In 1919 he travelled to America to attend Columbia University in New York. Here he met Dorothy Dickinson, who he married in a small ceremony at her summer home, “Kakro”, in Westhampton Beach, Long Island on 15 May 1920. She was from a very well-connected Christian family.

Together they then travelled to China (his wife having the intention to act as a Christian missionary[3]) where he then became Professor of Applied Geology at Yenching University (in Peking) from 1920 to 1922. In 1922 and 1923 he was Head of Geology at Peiyang University in Tientsin. Then returning to Yenching as Professor of Geology from 1923 to 1932.[4] During his time in China he served on the staff of the Chinese Geological Survey's Cenozoic Laboratory and was intimately associated with the discovery and dating of Peking Man.[5]

During this period based in China, he communicated with Columbia University, who in 1929 awarded him, in-absentia, a PhD in his field.

In 1932 he left China, as their eldest son Hugh and contracted Peking fever. Return to China then proved impossible due to the ongoing cultural revolution. They settled temporarily in Cincinnati where he took the role of Professor of Geology at Cincinnati University for one year.

In 1934 the Rockefeller Foundation offered him a grant to return to China, but as this did not include visas for his family he declined and instead took up a two-year role lecturing in geology at the University of London, back in Britain.

He returned to Cincinnati in 1937 as associate professor. In 1938 he became Dean of the College of Arts and Sciences, but resigned the position in 1958 to return to teaching geology, a work for which he had great enthusiasm and in which he was distinguished.

In 1960 he retired as emeritus Professor of Geology and Dean Emeritus of the College of Arts and Sciences in Cincinnati. After retirement he taught at some other American universities.
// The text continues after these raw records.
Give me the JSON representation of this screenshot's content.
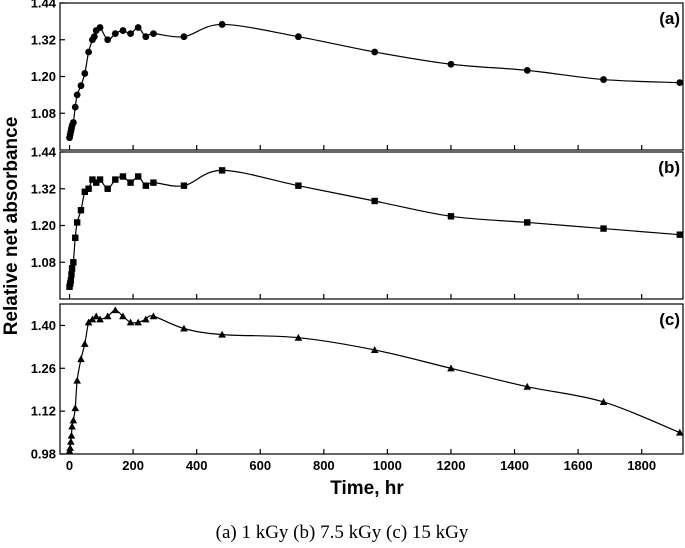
{
  "ylabel": "Relative net absorbance",
  "xlabel": "Time, hr",
  "caption": "(a) 1 kGy (b) 7.5 kGy (c) 15 kGy",
  "x_ticks": [
    0,
    200,
    400,
    600,
    800,
    1000,
    1200,
    1400,
    1600,
    1800
  ],
  "xlim": [
    -30,
    1930
  ],
  "chart_data": [
    {
      "type": "line",
      "panel_label": "(a)",
      "marker": "circle",
      "ylim": [
        0.96,
        1.44
      ],
      "y_ticks": [
        "1.08",
        "1.20",
        "1.32",
        "1.44"
      ],
      "x": [
        0,
        2,
        4,
        6,
        8,
        12,
        18,
        24,
        36,
        48,
        60,
        72,
        78,
        84,
        96,
        120,
        144,
        168,
        192,
        216,
        240,
        264,
        360,
        480,
        720,
        960,
        1200,
        1440,
        1680,
        1920
      ],
      "y": [
        1.0,
        1.01,
        1.02,
        1.03,
        1.04,
        1.05,
        1.1,
        1.14,
        1.17,
        1.21,
        1.28,
        1.32,
        1.33,
        1.35,
        1.36,
        1.32,
        1.34,
        1.35,
        1.34,
        1.36,
        1.33,
        1.34,
        1.33,
        1.37,
        1.33,
        1.28,
        1.24,
        1.22,
        1.19,
        1.18
      ]
    },
    {
      "type": "line",
      "panel_label": "(b)",
      "marker": "square",
      "ylim": [
        0.96,
        1.44
      ],
      "y_ticks": [
        "1.08",
        "1.20",
        "1.32",
        "1.44"
      ],
      "x": [
        0,
        2,
        4,
        6,
        8,
        12,
        18,
        24,
        36,
        48,
        60,
        72,
        84,
        96,
        120,
        144,
        168,
        192,
        216,
        240,
        264,
        360,
        480,
        720,
        960,
        1200,
        1440,
        1680,
        1920
      ],
      "y": [
        1.0,
        1.01,
        1.02,
        1.04,
        1.06,
        1.08,
        1.16,
        1.21,
        1.25,
        1.31,
        1.32,
        1.35,
        1.34,
        1.35,
        1.32,
        1.35,
        1.36,
        1.34,
        1.36,
        1.33,
        1.34,
        1.33,
        1.38,
        1.33,
        1.28,
        1.23,
        1.21,
        1.19,
        1.17
      ]
    },
    {
      "type": "line",
      "panel_label": "(c)",
      "marker": "triangle",
      "ylim": [
        0.98,
        1.47
      ],
      "y_ticks": [
        "0.98",
        "1.12",
        "1.26",
        "1.40"
      ],
      "x": [
        0,
        2,
        4,
        6,
        8,
        12,
        18,
        24,
        36,
        48,
        60,
        72,
        84,
        96,
        120,
        144,
        168,
        192,
        216,
        240,
        264,
        360,
        480,
        720,
        960,
        1200,
        1440,
        1680,
        1920
      ],
      "y": [
        0.99,
        1.0,
        1.02,
        1.04,
        1.07,
        1.09,
        1.13,
        1.22,
        1.29,
        1.34,
        1.41,
        1.42,
        1.43,
        1.42,
        1.43,
        1.45,
        1.43,
        1.41,
        1.41,
        1.42,
        1.43,
        1.39,
        1.37,
        1.36,
        1.32,
        1.26,
        1.2,
        1.15,
        1.05
      ]
    }
  ]
}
Dr. Barbour continued to travel the world on important geological expeditions in many parts of the world, notably in China, Mongolia, and Africa.

He spent a number of summers on expeditions in Africa searching for remains of prehistoric man. His work there after 1947 centered on the prehistoric Men-Apes of the Transvaal veldt. For his scientific contributions on four continents, he was honored by the British and the Belgian Royal Geographic Society, Royal Society of South Africa and of Edinburgh, Geological Society of South Africa, and the Italian Institute of Human Paleontology. He was honorary lecturer at the University of London and guest lecturer at the University of Witwatersand, South Africa.

He attended international geological congresses in the United States, Moscow, London, Algiers, and Mexico City, and two Pan-American congresses.

He died peacefully in his sleep, at home in Cincinnati on 11 July 1977, aged 86.

Bibliography

His bibliography consists of over one hundred items, including several books, two monographs, publications in scientific journals, and encyclopaedia articles.[6]

Memberships and affiliations

Family

The Barbours had three sons (all born in China), Hugh Stewart and John Graham (“Ian”) and Robert Freeland.

In later life he lived at 340 Thrall Street in Cincinnati, USA.[7]